In this case, Compu.Finder argued that because it had provided a single training session to an employee of the recipient organization, a contractual relationship existed and Compu.Finder could then send emails to all employees of the recipient organization.
The CRTC found while it might be acceptable to assume that a business to business relationship existed with the individual who took the course, the mere fact that an organization paid for training on behalf of one of its employees is not sufficient to demonstrate that the organization had, or intended to create, a relationship that would permit the company providing the training to directly solicit every other employee.
Finally, the CRTC stated that contrary to the arguments of Compu.Finder, the fact that it had a history of sending CEMs to a particular individual does not in itself prove that the CEMs are relevant to the recipient organization’s activities as a whole.
Business-to-Business Exception Tips:
– Don’t assume that because one of your previous clients engaged your services you can email other employees of your client’s organization.
– Don’t assume that the fact that you were sending commercial electronic messages in the past to potential/actual clients means that there’s a business-to-business relationship.
Compu.Finder argued that even if it violated CASL, it should not be found liable because it had exercised due diligence.
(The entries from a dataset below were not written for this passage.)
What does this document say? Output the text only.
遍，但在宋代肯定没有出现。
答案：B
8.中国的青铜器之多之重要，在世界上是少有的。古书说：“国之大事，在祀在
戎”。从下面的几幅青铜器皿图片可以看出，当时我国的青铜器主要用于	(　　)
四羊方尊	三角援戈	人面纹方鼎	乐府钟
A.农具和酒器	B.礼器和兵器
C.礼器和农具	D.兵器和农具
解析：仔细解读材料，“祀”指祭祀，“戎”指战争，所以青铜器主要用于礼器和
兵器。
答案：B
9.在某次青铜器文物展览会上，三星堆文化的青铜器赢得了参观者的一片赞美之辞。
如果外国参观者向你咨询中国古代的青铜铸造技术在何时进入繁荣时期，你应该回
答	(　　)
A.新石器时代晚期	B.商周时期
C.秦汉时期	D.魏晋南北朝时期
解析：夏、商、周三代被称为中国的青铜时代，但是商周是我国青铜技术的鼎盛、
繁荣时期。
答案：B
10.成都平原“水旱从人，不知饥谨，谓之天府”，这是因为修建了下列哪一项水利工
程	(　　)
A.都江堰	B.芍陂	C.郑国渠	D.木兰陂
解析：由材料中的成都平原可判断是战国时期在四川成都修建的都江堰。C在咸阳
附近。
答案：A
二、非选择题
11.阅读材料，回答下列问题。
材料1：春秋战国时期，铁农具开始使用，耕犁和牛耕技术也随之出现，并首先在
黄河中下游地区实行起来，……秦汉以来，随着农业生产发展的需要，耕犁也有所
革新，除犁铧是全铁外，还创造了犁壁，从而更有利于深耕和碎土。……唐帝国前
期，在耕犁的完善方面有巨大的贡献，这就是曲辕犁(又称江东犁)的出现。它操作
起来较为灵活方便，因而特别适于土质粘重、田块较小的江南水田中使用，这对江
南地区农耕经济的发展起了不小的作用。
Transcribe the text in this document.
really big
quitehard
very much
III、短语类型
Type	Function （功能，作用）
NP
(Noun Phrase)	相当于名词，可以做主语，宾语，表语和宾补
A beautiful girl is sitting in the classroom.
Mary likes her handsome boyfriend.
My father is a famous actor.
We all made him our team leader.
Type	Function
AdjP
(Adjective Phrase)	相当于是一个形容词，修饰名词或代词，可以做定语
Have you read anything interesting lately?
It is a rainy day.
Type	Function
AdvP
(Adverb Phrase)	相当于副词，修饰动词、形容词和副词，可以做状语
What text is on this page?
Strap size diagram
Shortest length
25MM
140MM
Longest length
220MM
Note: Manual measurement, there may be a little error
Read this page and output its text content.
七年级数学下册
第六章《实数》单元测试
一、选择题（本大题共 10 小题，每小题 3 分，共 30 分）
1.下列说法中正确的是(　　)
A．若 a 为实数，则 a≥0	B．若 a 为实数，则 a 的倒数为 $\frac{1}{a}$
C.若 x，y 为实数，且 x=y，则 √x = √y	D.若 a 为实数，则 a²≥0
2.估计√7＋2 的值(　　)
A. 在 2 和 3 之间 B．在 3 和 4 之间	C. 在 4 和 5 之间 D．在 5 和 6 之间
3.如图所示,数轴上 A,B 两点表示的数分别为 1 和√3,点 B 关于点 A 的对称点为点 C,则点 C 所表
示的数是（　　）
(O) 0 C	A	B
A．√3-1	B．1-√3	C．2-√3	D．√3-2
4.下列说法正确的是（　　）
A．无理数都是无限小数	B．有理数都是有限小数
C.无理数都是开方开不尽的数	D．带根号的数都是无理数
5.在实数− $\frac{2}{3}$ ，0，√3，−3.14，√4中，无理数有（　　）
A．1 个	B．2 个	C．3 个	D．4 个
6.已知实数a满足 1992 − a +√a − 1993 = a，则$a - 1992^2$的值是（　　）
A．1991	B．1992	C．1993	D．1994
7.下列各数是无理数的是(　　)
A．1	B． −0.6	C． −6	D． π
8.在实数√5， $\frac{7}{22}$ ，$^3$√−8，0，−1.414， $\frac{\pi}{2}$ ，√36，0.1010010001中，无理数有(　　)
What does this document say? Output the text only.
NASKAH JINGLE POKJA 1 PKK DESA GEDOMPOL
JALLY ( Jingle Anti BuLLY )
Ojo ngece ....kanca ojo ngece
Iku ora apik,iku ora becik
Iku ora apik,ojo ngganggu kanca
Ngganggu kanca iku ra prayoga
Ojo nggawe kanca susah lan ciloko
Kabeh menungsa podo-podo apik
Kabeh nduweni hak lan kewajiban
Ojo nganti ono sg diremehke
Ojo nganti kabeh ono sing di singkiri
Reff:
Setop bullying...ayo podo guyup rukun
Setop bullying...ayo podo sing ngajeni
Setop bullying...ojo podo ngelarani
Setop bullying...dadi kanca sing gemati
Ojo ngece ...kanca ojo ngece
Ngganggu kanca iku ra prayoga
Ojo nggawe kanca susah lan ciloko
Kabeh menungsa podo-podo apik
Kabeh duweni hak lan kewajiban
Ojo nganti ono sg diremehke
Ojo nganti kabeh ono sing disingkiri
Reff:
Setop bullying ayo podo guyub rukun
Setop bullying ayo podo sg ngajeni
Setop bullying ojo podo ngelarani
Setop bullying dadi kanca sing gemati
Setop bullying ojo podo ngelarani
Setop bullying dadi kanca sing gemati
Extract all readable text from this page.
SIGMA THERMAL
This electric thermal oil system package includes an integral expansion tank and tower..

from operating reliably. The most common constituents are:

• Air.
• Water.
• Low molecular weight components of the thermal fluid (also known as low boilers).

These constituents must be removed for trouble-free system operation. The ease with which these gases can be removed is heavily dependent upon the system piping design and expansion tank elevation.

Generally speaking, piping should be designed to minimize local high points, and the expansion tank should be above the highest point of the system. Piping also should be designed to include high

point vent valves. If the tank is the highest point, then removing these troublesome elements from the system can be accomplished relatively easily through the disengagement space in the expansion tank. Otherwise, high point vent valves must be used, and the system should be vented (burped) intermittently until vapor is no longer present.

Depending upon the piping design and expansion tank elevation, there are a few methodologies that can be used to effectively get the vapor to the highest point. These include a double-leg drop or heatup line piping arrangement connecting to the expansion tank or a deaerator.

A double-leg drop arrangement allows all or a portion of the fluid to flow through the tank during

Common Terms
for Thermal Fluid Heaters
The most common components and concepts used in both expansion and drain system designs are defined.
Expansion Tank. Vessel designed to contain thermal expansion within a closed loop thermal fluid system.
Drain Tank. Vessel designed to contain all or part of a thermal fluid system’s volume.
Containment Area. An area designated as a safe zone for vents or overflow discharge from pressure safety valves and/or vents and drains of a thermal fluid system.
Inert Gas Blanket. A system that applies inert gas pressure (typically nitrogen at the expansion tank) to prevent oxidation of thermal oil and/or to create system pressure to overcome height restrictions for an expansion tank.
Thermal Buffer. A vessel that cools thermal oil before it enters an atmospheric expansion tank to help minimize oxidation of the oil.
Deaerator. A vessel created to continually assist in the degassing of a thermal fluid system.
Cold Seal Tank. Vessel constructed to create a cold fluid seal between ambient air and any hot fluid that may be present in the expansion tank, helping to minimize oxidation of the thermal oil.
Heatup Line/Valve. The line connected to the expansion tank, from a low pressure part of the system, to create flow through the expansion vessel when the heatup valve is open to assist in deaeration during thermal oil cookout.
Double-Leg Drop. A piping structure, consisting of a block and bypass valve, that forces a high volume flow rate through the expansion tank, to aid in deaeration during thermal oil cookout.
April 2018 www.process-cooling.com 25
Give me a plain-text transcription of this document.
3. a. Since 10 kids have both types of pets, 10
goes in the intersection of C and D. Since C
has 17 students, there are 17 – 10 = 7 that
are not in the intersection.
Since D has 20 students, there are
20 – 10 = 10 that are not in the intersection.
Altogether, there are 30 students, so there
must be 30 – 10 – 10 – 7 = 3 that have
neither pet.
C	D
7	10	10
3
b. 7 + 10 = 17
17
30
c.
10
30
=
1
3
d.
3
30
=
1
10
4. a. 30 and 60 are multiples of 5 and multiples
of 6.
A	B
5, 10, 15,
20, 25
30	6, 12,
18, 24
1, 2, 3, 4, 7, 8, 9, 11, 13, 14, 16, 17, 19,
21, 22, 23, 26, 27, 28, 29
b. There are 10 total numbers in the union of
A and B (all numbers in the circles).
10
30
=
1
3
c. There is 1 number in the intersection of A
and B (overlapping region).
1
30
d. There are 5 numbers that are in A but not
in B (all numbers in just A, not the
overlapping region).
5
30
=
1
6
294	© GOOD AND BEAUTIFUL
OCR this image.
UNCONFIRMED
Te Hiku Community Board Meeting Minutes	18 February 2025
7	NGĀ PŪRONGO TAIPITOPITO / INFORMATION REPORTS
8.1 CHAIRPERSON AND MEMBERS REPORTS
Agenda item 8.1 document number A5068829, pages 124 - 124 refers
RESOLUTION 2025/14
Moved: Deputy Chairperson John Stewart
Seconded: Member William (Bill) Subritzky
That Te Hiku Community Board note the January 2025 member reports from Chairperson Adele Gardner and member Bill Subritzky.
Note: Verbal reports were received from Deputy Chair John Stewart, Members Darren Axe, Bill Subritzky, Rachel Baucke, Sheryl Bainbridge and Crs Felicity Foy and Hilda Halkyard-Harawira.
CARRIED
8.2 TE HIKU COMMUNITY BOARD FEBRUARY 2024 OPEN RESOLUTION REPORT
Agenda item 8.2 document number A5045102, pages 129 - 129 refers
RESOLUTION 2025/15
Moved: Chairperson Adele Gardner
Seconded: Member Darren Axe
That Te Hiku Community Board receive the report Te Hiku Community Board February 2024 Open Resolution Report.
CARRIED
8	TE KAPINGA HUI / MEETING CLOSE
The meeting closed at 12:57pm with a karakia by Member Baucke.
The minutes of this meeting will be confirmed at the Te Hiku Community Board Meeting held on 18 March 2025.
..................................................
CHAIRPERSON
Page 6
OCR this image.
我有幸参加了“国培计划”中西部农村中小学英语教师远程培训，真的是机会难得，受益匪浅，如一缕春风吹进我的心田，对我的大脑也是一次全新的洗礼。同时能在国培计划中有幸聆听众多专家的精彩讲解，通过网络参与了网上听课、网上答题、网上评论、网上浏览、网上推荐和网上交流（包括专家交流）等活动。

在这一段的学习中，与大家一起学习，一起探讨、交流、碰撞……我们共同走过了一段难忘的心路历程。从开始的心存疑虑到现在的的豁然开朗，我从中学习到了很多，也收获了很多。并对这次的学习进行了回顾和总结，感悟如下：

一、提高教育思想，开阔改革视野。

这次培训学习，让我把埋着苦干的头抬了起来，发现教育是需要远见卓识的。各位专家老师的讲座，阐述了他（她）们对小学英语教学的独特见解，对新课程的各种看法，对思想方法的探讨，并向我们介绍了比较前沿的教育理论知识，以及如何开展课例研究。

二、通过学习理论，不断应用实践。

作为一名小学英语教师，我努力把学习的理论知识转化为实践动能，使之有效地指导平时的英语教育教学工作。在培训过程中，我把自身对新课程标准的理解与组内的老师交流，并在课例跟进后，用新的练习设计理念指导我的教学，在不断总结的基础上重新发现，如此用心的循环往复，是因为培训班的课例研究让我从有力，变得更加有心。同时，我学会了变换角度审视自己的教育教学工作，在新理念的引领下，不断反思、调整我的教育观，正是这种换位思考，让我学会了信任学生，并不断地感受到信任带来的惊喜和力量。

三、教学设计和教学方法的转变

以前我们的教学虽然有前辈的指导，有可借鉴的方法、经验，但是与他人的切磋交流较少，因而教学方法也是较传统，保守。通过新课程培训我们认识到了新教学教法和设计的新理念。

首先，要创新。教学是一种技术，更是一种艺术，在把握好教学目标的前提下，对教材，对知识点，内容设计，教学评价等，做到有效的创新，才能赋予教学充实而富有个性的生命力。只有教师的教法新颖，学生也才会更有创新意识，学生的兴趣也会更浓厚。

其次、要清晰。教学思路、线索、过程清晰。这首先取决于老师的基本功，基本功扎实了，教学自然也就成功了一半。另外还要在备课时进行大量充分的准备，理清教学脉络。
Some of the due diligence activities Compu.Finder engaged in included:
I. calling the CRTC to obtain guidance;
II. hiring a consulting firm to manage their compliance with CASL; and
III. achieving a compliance rate of 100% in responding to unsubscribe requests.
The CRTC found that these attempts were insufficient in light of the facts and fined the company $200,000.
Each case is different, however, the lessons from this case provide a good starting point when considering the compliance of your company with this legislation. Working with a specialist in the area is recommended to ensure your company stays on the right side of the CRTC.